Las cifras de personas asesinadas en Ucrania, de ucranianos que han tenido que emigrar a países como Polonia, de civiles –niños, mujeres, ancianos– masacrados por el efecto de las bombas, las mujeres violadas, los edificios patrimoniales destruidos, las ciudades derruidas, las amenazas de centrales nucleares a punto de estallar, el cinismo de Putin contando historias falsas sobre el número de sus tropas que ha perdido la vida, dan cuenta de una tradición expansionista, criminal, genocida, que no ha cesado en la secuencia zarismo, estalinismo y, ahora, putismo.

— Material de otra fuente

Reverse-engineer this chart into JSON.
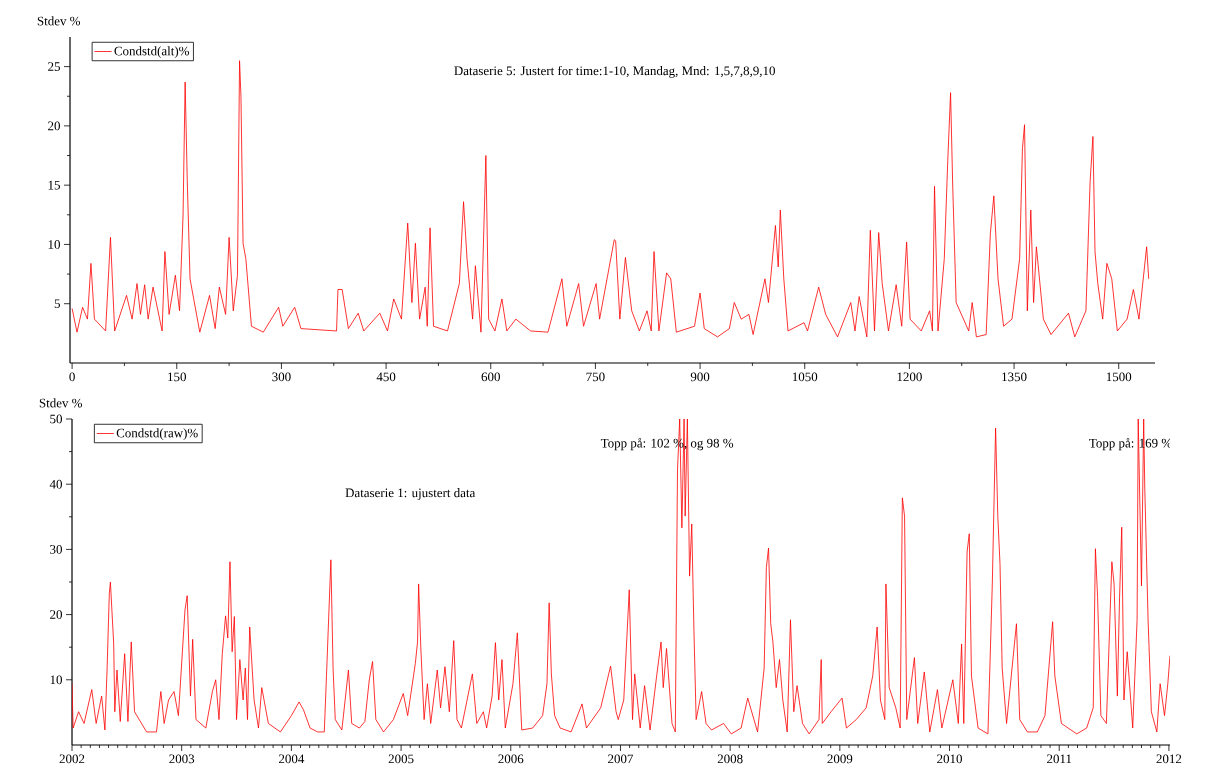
{
  "chart_data": [
    {
      "type": "line",
      "ylabel": "Stdev %",
      "legend": "top left",
      "annotations": [
        "Dataserie 5: Justert for time:1-10, Mandag, Mnd: 1,5,7,8,9,10"
      ],
      "xlim": [
        -3,
        1552
      ],
      "xticks": [
        0,
        150,
        300,
        450,
        600,
        750,
        900,
        1050,
        1200,
        1350,
        1500
      ],
      "ylim": [
        0,
        27.5
      ],
      "yticks": [
        5,
        10,
        15,
        20,
        25
      ],
      "x": [
        0,
        7,
        15,
        22,
        27,
        32,
        48,
        55,
        61,
        78,
        86,
        93,
        98,
        104,
        109,
        116,
        129,
        133,
        139,
        148,
        154,
        159,
        162,
        165,
        169,
        183,
        197,
        205,
        211,
        220,
        225,
        231,
        237,
        240,
        242,
        245,
        249,
        257,
        274,
        296,
        302,
        319,
        328,
        379,
        381,
        387,
        396,
        410,
        418,
        441,
        452,
        461,
        472,
        481,
        487,
        492,
        498,
        506,
        509,
        513,
        518,
        538,
        555,
        561,
        566,
        574,
        578,
        586,
        593,
        597,
        606,
        616,
        623,
        636,
        657,
        682,
        702,
        709,
        726,
        733,
        751,
        756,
        777,
        779,
        785,
        793,
        802,
        813,
        824,
        830,
        834,
        841,
        852,
        858,
        866,
        892,
        900,
        906,
        925,
        942,
        949,
        959,
        970,
        976,
        993,
        998,
        1008,
        1012,
        1015,
        1020,
        1026,
        1049,
        1054,
        1070,
        1080,
        1097,
        1116,
        1122,
        1128,
        1139,
        1144,
        1150,
        1156,
        1161,
        1170,
        1181,
        1189,
        1196,
        1201,
        1217,
        1229,
        1233,
        1236,
        1241,
        1250,
        1255,
        1259,
        1262,
        1267,
        1285,
        1290,
        1296,
        1310,
        1316,
        1321,
        1327,
        1335,
        1347,
        1358,
        1362,
        1365,
        1369,
        1374,
        1378,
        1382,
        1392,
        1403,
        1428,
        1437,
        1453,
        1459,
        1463,
        1466,
        1470,
        1477,
        1483,
        1490,
        1498,
        1512,
        1521,
        1529,
        1540,
        1543
      ],
      "series": [
        {
          "name": "Condstd(alt)%",
          "color": "#ff0000",
          "values": [
            4.6,
            2.6,
            4.7,
            3.7,
            8.4,
            3.7,
            2.7,
            10.6,
            2.7,
            5.7,
            3.7,
            6.7,
            4.1,
            6.6,
            3.7,
            6.4,
            2.7,
            9.4,
            4.1,
            7.4,
            4.4,
            12.4,
            23.7,
            15.5,
            7.1,
            2.6,
            5.7,
            2.9,
            6.4,
            4.1,
            10.6,
            4.4,
            7.4,
            25.5,
            22.5,
            10.1,
            8.8,
            3.1,
            2.6,
            4.7,
            3.1,
            4.7,
            2.9,
            2.7,
            6.2,
            6.2,
            2.9,
            4.2,
            2.7,
            4.2,
            2.7,
            5.4,
            3.7,
            11.8,
            5.1,
            10.1,
            3.7,
            6.4,
            3.1,
            11.4,
            3.1,
            2.7,
            6.7,
            13.6,
            8.8,
            3.7,
            8.2,
            2.6,
            17.5,
            3.7,
            2.7,
            5.4,
            2.7,
            3.7,
            2.7,
            2.6,
            7.1,
            3.1,
            6.7,
            3.1,
            6.7,
            3.7,
            10.4,
            10.3,
            3.7,
            8.9,
            4.4,
            2.7,
            4.4,
            2.7,
            9.4,
            2.7,
            7.6,
            7.1,
            2.6,
            3.1,
            5.9,
            2.9,
            2.2,
            2.9,
            5.1,
            3.7,
            4.1,
            2.4,
            7.1,
            5.1,
            11.6,
            8.1,
            12.9,
            7.1,
            2.7,
            3.4,
            2.7,
            6.4,
            4.1,
            2.2,
            5.1,
            2.7,
            5.6,
            2.2,
            11.2,
            2.7,
            11.0,
            6.7,
            2.7,
            6.6,
            3.1,
            10.2,
            3.7,
            2.7,
            4.4,
            2.7,
            14.9,
            2.7,
            8.8,
            17.1,
            22.8,
            15.1,
            5.1,
            2.7,
            5.1,
            2.2,
            2.4,
            10.9,
            14.1,
            7.1,
            3.1,
            3.7,
            8.8,
            18.1,
            20.1,
            4.4,
            12.9,
            5.1,
            9.8,
            3.7,
            2.4,
            4.2,
            2.2,
            4.4,
            15.3,
            19.1,
            9.4,
            6.7,
            3.7,
            8.4,
            7.1,
            2.7,
            3.7,
            6.2,
            3.7,
            9.8,
            7.1
          ]
        }
      ]
    },
    {
      "type": "line",
      "ylabel": "Stdev %",
      "legend": "top left",
      "annotations": [
        "Topp på: 102 %, og 98 %",
        "Topp på: 169 %",
        "Dataserie 1: ujustert data"
      ],
      "xlim": [
        "2002",
        "2012-01-05"
      ],
      "xticks": [
        "2002",
        "2003",
        "2004",
        "2005",
        "2006",
        "2007",
        "2008",
        "2009",
        "2010",
        "2011",
        "2012"
      ],
      "ylim": [
        0,
        50
      ],
      "yticks": [
        10,
        20,
        30,
        40,
        50
      ],
      "x": [
        "2002-01-01",
        "2002-01-06",
        "2002-01-22",
        "2002-02-11",
        "2002-03-06",
        "2002-03-23",
        "2002-04-09",
        "2002-04-19",
        "2002-04-28",
        "2002-05-04",
        "2002-05-10",
        "2002-05-18",
        "2002-05-24",
        "2002-05-31",
        "2002-06-11",
        "2002-06-27",
        "2002-07-07",
        "2002-07-16",
        "2002-07-27",
        "2002-09-05",
        "2002-10-08",
        "2002-10-25",
        "2002-11-04",
        "2002-11-17",
        "2002-12-07",
        "2002-12-20",
        "2003-01-13",
        "2003-01-21",
        "2003-01-29",
        "2003-02-08",
        "2003-02-18",
        "2003-03-23",
        "2003-04-12",
        "2003-04-25",
        "2003-05-04",
        "2003-05-15",
        "2003-05-28",
        "2003-06-04",
        "2003-06-11",
        "2003-06-17",
        "2003-06-24",
        "2003-07-03",
        "2003-07-14",
        "2003-07-23",
        "2003-07-31",
        "2003-08-09",
        "2003-08-17",
        "2003-08-29",
        "2003-09-12",
        "2003-09-25",
        "2003-10-15",
        "2003-11-24",
        "2004-01-02",
        "2004-01-25",
        "2004-02-11",
        "2004-03-02",
        "2004-03-29",
        "2004-04-21",
        "2004-04-27",
        "2004-05-05",
        "2004-05-11",
        "2004-05-18",
        "2004-05-27",
        "2004-06-16",
        "2004-07-10",
        "2004-07-19",
        "2004-08-15",
        "2004-09-04",
        "2004-09-17",
        "2004-09-28",
        "2004-10-07",
        "2004-11-03",
        "2004-12-06",
        "2005-01-09",
        "2005-01-22",
        "2005-02-18",
        "2005-02-24",
        "2005-03-02",
        "2005-03-09",
        "2005-03-19",
        "2005-03-29",
        "2005-04-11",
        "2005-05-01",
        "2005-05-14",
        "2005-05-27",
        "2005-06-10",
        "2005-06-26",
        "2005-07-06",
        "2005-07-22",
        "2005-08-28",
        "2005-09-11",
        "2005-09-30",
        "2005-10-14",
        "2005-10-31",
        "2005-11-12",
        "2005-11-23",
        "2005-12-02",
        "2005-12-15",
        "2006-01-09",
        "2006-01-22",
        "2006-02-05",
        "2006-03-15",
        "2006-04-18",
        "2006-05-01",
        "2006-05-07",
        "2006-05-15",
        "2006-05-27",
        "2006-06-16",
        "2006-07-19",
        "2006-08-28",
        "2006-09-11",
        "2006-10-27",
        "2006-11-29",
        "2006-12-19",
        "2006-12-24",
        "2007-01-12",
        "2007-01-30",
        "2007-02-09",
        "2007-02-16",
        "2007-03-07",
        "2007-03-21",
        "2007-04-09",
        "2007-04-30",
        "2007-05-15",
        "2007-05-22",
        "2007-06-02",
        "2007-06-21",
        "2007-07-02",
        "2007-07-09",
        "2007-07-16",
        "2007-07-23",
        "2007-07-31",
        "2007-08-03",
        "2007-08-11",
        "2007-08-18",
        "2007-08-25",
        "2007-09-02",
        "2007-09-09",
        "2007-09-27",
        "2007-10-12",
        "2007-10-30",
        "2007-12-09",
        "2008-01-05",
        "2008-02-06",
        "2008-02-27",
        "2008-03-31",
        "2008-04-22",
        "2008-04-29",
        "2008-05-07",
        "2008-05-14",
        "2008-05-21",
        "2008-06-01",
        "2008-06-12",
        "2008-06-23",
        "2008-07-11",
        "2008-07-19",
        "2008-07-30",
        "2008-08-13",
        "2008-08-28",
        "2008-09-19",
        "2008-10-22",
        "2008-10-29",
        "2008-11-05",
        "2008-12-04",
        "2009-01-08",
        "2009-01-23",
        "2009-02-24",
        "2009-03-29",
        "2009-04-20",
        "2009-05-04",
        "2009-05-15",
        "2009-05-30",
        "2009-06-02",
        "2009-06-13",
        "2009-07-05",
        "2009-07-20",
        "2009-07-27",
        "2009-08-03",
        "2009-08-11",
        "2009-09-05",
        "2009-09-16",
        "2009-10-08",
        "2009-10-26",
        "2009-11-21",
        "2009-12-05",
        "2010-01-12",
        "2010-01-30",
        "2010-02-09",
        "2010-02-16",
        "2010-02-27",
        "2010-03-07",
        "2010-03-14",
        "2010-04-05",
        "2010-05-08",
        "2010-05-22",
        "2010-06-02",
        "2010-06-10",
        "2010-06-17",
        "2010-06-24",
        "2010-07-09",
        "2010-08-11",
        "2010-08-22",
        "2010-09-16",
        "2010-10-19",
        "2010-11-14",
        "2010-12-09",
        "2010-12-16",
        "2011-01-08",
        "2011-02-27",
        "2011-04-01",
        "2011-04-23",
        "2011-04-30",
        "2011-05-08",
        "2011-05-19",
        "2011-06-06",
        "2011-06-24",
        "2011-07-02",
        "2011-07-12",
        "2011-07-20",
        "2011-07-27",
        "2011-08-03",
        "2011-08-14",
        "2011-09-02",
        "2011-09-16",
        "2011-09-20",
        "2011-10-01",
        "2011-10-08",
        "2011-10-12",
        "2011-10-23",
        "2011-11-03",
        "2011-11-21",
        "2011-12-02",
        "2011-12-16",
        "2011-12-27",
        "2012-01-04"
      ],
      "series": [
        {
          "name": "Condstd(raw)%",
          "color": "#ff0000",
          "values": [
            9.4,
            2.6,
            5.1,
            3.3,
            8.5,
            3.3,
            7.5,
            2.3,
            11.8,
            23.2,
            25.0,
            15.5,
            5.1,
            11.5,
            3.6,
            14.0,
            3.6,
            15.8,
            5.1,
            2.0,
            2.0,
            8.2,
            3.3,
            6.9,
            8.2,
            4.5,
            20.7,
            22.9,
            7.5,
            16.2,
            3.9,
            2.6,
            8.2,
            10.0,
            3.9,
            14.0,
            19.8,
            16.4,
            28.1,
            14.3,
            19.7,
            3.9,
            13.1,
            6.9,
            11.8,
            3.9,
            18.1,
            6.9,
            2.6,
            8.8,
            3.3,
            2.0,
            4.5,
            6.6,
            5.4,
            2.6,
            2.0,
            2.0,
            10.6,
            19.5,
            28.4,
            11.8,
            3.9,
            2.3,
            11.5,
            3.3,
            2.6,
            3.6,
            10.0,
            12.8,
            3.9,
            2.0,
            3.9,
            7.9,
            4.5,
            12.5,
            15.8,
            24.7,
            14.9,
            3.9,
            9.4,
            3.3,
            11.5,
            5.7,
            12.0,
            5.1,
            16.0,
            3.9,
            2.6,
            10.9,
            3.3,
            5.1,
            2.6,
            7.5,
            15.7,
            6.9,
            13.1,
            2.6,
            9.4,
            17.2,
            2.3,
            2.6,
            4.5,
            9.4,
            21.8,
            10.9,
            4.5,
            2.6,
            2.0,
            6.3,
            2.6,
            5.7,
            12.1,
            5.1,
            3.9,
            6.9,
            23.8,
            3.9,
            10.9,
            2.6,
            9.1,
            2.3,
            10.6,
            15.8,
            8.8,
            14.8,
            3.3,
            2.0,
            42.2,
            50,
            33.3,
            50,
            35.1,
            50,
            25.9,
            33.9,
            17.4,
            3.9,
            8.2,
            3.3,
            2.3,
            3.3,
            1.7,
            2.6,
            7.2,
            2.0,
            11.8,
            27.2,
            30.2,
            18.6,
            15.8,
            8.8,
            13.1,
            6.9,
            2.0,
            19.2,
            5.1,
            9.1,
            3.3,
            1.7,
            3.9,
            13.1,
            3.3,
            5.1,
            7.2,
            2.6,
            3.9,
            5.7,
            10.6,
            18.1,
            6.9,
            3.9,
            24.7,
            8.8,
            5.7,
            2.6,
            37.9,
            35.1,
            3.9,
            13.4,
            3.3,
            11.2,
            2.0,
            8.5,
            2.6,
            10.0,
            3.3,
            15.5,
            3.3,
            29.6,
            32.4,
            10.6,
            2.6,
            1.7,
            24.7,
            48.6,
            35.1,
            27.8,
            11.8,
            3.3,
            18.6,
            3.9,
            2.0,
            2.0,
            4.5,
            18.9,
            10.6,
            3.3,
            1.7,
            2.6,
            5.7,
            30.1,
            22.6,
            4.5,
            3.3,
            28.1,
            24.7,
            7.5,
            22.6,
            33.4,
            6.9,
            14.3,
            2.6,
            19.2,
            50,
            24.4,
            50,
            39.4,
            19.2,
            5.1,
            2.0,
            9.4,
            4.5,
            9.4,
            13.7
          ]
        }
      ]
    }
  ]
}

Hay dos guerras paralelas. La que curre con tanques, metrallas y misiles y la de la información. Mientras la OTAN, el presiente Zelenski y los voceros de los Estados Unidos sostienen que 1.230 de soldados ucranianos han muerto y 24.700 rusos han sido eliminados, los voceros de Putin aseguran que solo de su lado han muerto 1.352, pero de los ucranianos ya se fueron al más allá 14.000. Las cifras son estrepitosamente confusas.
Es parte del nuevo ecosistema de un mundo donde ya la prensa creíble no existe. Donde las redes sociales como un ágora enloquecida presentan escenarios absolutamente incongruentes. Pero todavía quedan imágenes contundentes. El rostro en primera plana del embajador de la Federación rusa en Polonia es, con la modestia del caso, el equivalente al Guernica de Picasso. Tal vez el autor del action painting no sea un artista plástico.
Quizás no sea un creador del tamaño de Jackson Pollock. Pero ese retrato de Sergey Andreev, con el rostro manchado de sangre, mientras hipócritamente deposita flores a los soldados rusos muertos en la Segunda Guerra Mundial, en el cementerio de Varsovia, en el 77 aniversario de aquel conflicto militar internacional, es políticamente incorrecto pero también es una poética de la defensa de la paz, los derechos humanos y la convivencia pacífica que este alucinado llamado Vladimir Putin viola flagrantemente. El arte es una liberación, incluso cuando ocurre sin nombrarlo.